Aimée Sands
To move in my world as among trees
to belong as a shadow, an aster,
a fern, a moldering stick; to lumber
among still bodies but remain
a part of the whole, to be large
but not repugnant, horizontal
when others are vertical —
hickory, birch, blackgum, pine,
the passage of sunlight along the forest floor,
wind turning leaves like pages —
when the hulks of two deer pass through
what precedes, what follows,
is the message in disturbance.
Devotional
Deer-quiet of the morning woods
dark center lit from within
sunlight girdling a single trunk like a Maypole.

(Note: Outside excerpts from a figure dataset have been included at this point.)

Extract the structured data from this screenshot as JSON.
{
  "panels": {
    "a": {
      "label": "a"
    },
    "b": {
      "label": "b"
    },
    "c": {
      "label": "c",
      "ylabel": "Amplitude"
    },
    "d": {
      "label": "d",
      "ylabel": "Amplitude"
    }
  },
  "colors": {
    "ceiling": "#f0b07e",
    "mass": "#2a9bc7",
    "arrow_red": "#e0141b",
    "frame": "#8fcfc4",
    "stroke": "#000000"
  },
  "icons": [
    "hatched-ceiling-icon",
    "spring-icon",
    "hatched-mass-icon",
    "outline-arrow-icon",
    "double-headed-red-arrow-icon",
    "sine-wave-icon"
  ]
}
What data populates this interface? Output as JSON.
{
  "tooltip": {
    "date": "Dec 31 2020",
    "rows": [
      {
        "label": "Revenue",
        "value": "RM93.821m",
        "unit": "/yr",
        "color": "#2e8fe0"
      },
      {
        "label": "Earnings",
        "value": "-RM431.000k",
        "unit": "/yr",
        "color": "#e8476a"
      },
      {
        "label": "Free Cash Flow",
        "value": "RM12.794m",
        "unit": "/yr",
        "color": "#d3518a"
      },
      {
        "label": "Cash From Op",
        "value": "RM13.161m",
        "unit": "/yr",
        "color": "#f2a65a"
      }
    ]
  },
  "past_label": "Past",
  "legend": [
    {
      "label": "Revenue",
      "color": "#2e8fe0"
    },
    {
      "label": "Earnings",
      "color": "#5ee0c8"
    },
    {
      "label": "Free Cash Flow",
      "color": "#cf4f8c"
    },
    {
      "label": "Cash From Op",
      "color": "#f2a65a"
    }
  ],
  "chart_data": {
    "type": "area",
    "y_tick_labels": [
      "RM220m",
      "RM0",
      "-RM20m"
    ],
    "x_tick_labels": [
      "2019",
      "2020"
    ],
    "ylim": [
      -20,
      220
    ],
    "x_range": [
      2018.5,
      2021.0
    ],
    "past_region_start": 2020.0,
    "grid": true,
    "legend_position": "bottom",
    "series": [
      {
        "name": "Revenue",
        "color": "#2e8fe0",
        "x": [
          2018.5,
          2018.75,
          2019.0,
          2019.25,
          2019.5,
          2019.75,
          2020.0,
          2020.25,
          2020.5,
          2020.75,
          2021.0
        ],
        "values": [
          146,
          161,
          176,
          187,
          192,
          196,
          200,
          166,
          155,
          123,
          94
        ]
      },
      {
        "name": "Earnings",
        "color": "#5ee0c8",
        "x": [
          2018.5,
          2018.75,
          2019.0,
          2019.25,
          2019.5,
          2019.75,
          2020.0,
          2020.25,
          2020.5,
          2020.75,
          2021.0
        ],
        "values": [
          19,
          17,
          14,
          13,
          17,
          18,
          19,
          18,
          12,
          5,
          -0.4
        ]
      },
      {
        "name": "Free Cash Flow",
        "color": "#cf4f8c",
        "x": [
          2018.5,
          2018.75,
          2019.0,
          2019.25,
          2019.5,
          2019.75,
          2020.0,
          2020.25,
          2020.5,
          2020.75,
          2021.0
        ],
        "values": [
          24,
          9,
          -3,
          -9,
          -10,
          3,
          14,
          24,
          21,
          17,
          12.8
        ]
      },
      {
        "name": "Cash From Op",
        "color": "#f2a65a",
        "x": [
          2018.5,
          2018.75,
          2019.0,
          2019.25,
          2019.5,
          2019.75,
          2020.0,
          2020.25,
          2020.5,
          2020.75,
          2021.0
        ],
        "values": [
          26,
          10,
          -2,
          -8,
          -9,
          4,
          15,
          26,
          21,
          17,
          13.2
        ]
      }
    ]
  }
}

Asters burst white and weedy,
a fir bends low to trap its
few moments of frank illumination.
To live in fitful light
to live as partnered to darkness
to burst and to recede,
humus-deep and layered,
intricate patchwork that stubbles
and shifts with the laboring sun,
the rhythm of humility
basal code of ferment, formation
toadstool, bark, tassels of milkweed,
the rustle beneath.
Aimée Sands
Aimée Sands’s second manuscript, Signatories in a Darkened Field, was a semi-finalist for the Tupelo Press 2018 Dorset Prize. Her first collection The Green-go Turn of Telling was published by Salmon Poetry, Ltd. in 2012. Individual poems from these collections have appeared in FIELD, Missouri Review Online, Beloit Poetry Journal, Poetry Ireland, Salamander, Saranac Review, Poet Lore, Measure, and other literary journals. She has been a fellow at the MacDowell Colony, and holds an MFA from the Bennington Writing Seminars. She is a Co-Director of the Brookline Poetry Series, a 19-year old Boston area venue. She teaches writing at Harvard Business School and Bentley University. Previously, she was an Emmy Award-winning reporter and documentary producer for WGBH Radio and Television in Boston.